Brad Schiller, a professor of economics at American University and the University of Nevada, Reno, wrote a terrific article in the March 10th Wall Street Journal revealing how some people misuse statistics.
You know, the old “figures lie, and liars figure” thing.
Democrat candidates and pro-big-government types wage class warfare and decry “tax cuts for the rich.” They cite statistics that prove “the stagnation of middle-class incomes” and “the deepening woes of the poor.”
Presidential candidates Hillary Clinton and Barack Obama have taken up the themes of John Edwards:
- Seven years of stagnant wages, declining incomes and increasing inequality.
- The middle-class squeeze.
According to Professor Schiller,
“Both candidates portray America as a nation where the fruits of economic progress have been usurped by corporate CEOs, equity-fund managers, inside traders and international speculators. Main Street has floundered, while Wall Street has flourished.”
Clinton and Obama have the census data to back up what they say. Except, of course, they really don’t. Like our Illinois travelling salesman for tax increases, they purposefully misuse the data.
Stagnant household incomes? Turns out that over the period of time measured by the census data the number of people in a household has changed dramatically. If the average household income is basically the same as it was ten years ago, yet there are fewer people in that household, it’s not accurate to say that there has been stagnation.

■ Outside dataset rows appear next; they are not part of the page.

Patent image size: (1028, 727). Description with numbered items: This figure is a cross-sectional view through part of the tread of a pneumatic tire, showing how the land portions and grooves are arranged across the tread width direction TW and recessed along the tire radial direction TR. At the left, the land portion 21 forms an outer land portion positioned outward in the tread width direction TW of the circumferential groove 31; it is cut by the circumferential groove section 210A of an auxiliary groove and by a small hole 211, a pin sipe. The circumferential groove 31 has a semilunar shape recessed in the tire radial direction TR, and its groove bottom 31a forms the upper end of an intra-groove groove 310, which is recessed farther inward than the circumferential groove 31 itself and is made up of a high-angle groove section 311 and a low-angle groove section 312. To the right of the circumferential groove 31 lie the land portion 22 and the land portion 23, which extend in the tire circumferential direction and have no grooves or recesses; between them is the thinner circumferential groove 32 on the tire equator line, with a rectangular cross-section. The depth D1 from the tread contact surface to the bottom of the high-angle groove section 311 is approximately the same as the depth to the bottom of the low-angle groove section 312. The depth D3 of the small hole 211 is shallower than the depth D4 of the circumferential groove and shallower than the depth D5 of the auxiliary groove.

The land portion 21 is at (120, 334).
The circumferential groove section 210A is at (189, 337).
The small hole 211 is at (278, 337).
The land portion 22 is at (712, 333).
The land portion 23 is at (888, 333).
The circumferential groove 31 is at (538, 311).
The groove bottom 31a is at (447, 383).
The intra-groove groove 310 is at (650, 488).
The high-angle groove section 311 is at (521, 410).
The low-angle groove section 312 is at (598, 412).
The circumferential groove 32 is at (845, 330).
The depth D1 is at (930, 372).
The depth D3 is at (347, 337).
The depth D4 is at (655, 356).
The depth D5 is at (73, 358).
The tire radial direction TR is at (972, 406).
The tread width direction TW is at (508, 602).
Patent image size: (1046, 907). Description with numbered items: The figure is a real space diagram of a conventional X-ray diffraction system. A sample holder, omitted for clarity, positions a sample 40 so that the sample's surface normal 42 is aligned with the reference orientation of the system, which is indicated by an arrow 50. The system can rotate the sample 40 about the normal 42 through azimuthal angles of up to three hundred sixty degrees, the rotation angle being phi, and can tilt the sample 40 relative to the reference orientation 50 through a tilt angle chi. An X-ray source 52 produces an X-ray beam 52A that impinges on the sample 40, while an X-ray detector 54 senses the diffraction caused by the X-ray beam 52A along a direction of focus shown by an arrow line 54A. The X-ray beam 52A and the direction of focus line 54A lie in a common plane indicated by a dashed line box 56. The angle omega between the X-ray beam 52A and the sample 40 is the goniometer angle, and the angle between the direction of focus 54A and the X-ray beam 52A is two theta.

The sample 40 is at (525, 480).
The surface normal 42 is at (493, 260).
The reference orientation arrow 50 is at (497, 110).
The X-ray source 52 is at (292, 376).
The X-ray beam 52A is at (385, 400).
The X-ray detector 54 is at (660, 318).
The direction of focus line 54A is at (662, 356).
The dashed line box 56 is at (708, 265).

According to Professor Schiller, the “typical” household keeps changing.
“Since 1970 there has been a dramatic rise in divorced, never-married and single-person households. Back in 1970, the married Ozzie and Harriet family was the norm: 71% of all U.S. households were two-parent families. Now the ratio is only 51%. In the process of this social revolution, the average household size has shrunk to 2.57 persons from 3.14 — a drop of 18%. The meaning? Even a “stagnant” average household income implies a higher standard of living for the average household member.”
The lowest-earning 20% of households has seen their over-all share of the pie decreased during a 40-year period. But the poor aren’t getting poorer if the size of the pie has increased enormously.

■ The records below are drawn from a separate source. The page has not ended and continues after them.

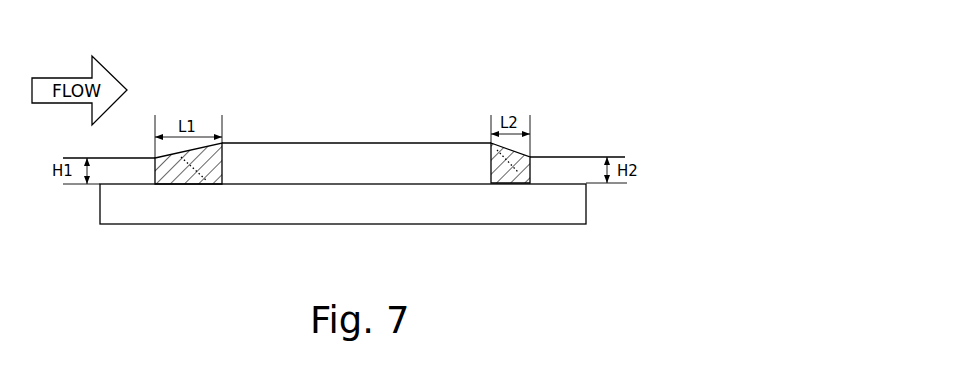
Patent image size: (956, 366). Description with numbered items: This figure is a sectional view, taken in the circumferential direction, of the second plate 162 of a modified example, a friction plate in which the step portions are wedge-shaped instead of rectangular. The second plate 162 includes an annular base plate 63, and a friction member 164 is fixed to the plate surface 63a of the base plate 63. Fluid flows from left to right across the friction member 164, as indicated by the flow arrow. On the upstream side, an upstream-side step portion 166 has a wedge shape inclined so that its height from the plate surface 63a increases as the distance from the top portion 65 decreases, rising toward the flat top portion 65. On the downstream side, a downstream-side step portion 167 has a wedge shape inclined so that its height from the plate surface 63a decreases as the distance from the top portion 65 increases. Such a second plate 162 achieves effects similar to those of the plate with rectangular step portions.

The base plate 63 is at (604, 210).
The plate surface 63a is at (550, 173).
The top portion 65 is at (280, 143).
The second plate 162 is at (385, 136).
The friction member 164 is at (404, 136).
The upstream-side step portion 166 is at (175, 184).
The downstream-side step portion 167 is at (492, 183).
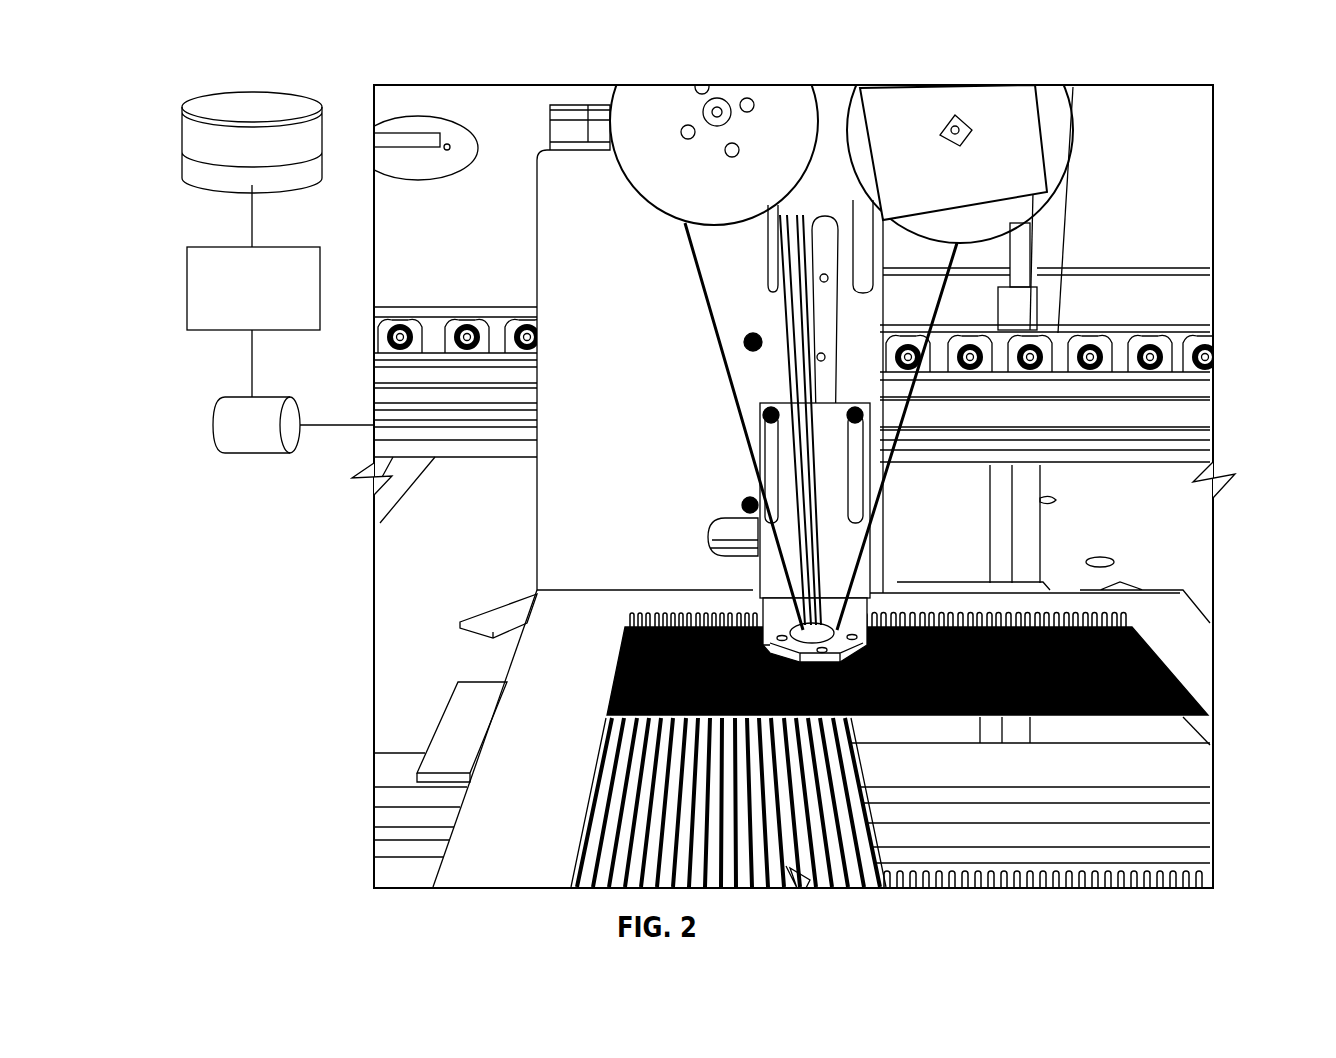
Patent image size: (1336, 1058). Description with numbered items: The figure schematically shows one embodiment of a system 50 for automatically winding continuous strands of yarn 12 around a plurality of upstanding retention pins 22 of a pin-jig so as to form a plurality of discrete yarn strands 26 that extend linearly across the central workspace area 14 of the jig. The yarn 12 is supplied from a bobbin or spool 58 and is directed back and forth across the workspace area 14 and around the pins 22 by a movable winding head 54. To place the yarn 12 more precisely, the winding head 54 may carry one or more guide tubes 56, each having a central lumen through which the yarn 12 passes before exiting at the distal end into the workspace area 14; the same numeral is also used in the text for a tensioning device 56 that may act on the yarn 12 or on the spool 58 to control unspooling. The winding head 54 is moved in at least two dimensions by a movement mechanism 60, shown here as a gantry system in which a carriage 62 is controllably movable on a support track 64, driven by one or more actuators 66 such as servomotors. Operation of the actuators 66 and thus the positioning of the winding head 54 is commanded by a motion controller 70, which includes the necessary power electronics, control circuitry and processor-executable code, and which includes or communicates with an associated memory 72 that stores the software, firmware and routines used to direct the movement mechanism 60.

“They’re not rich, but they’re certainly not poorer. In reality, economic growth has raised incomes across the board.”
There’s more. For example:
“The supposed decline of the poor and middle class is exaggerated even more by the dynamics of population growth. When people look at the ‘poor’ in any two years, they think they’re looking at the same people. That’s rarely true, especially over longer periods of time.”
Schiller concludes:
“The average American household is doing pretty well. The evident gap between income realities and political rhetoric may help explain why the ‘two Americas’ theme…may ultimately fail to resonate with voters. On Election Day, voters may well turn to the candidate with the greater focus on a strong economy that increases everyone’s income.”
It will help if Republicans get in the game and correct the Democrats’ misuse of “data.”
Which brings us back to our Illinois friend-of-the-tax-increase. You’ll know him when you hear him – he constantly talks about what the “data” shows. Don’t you believe him.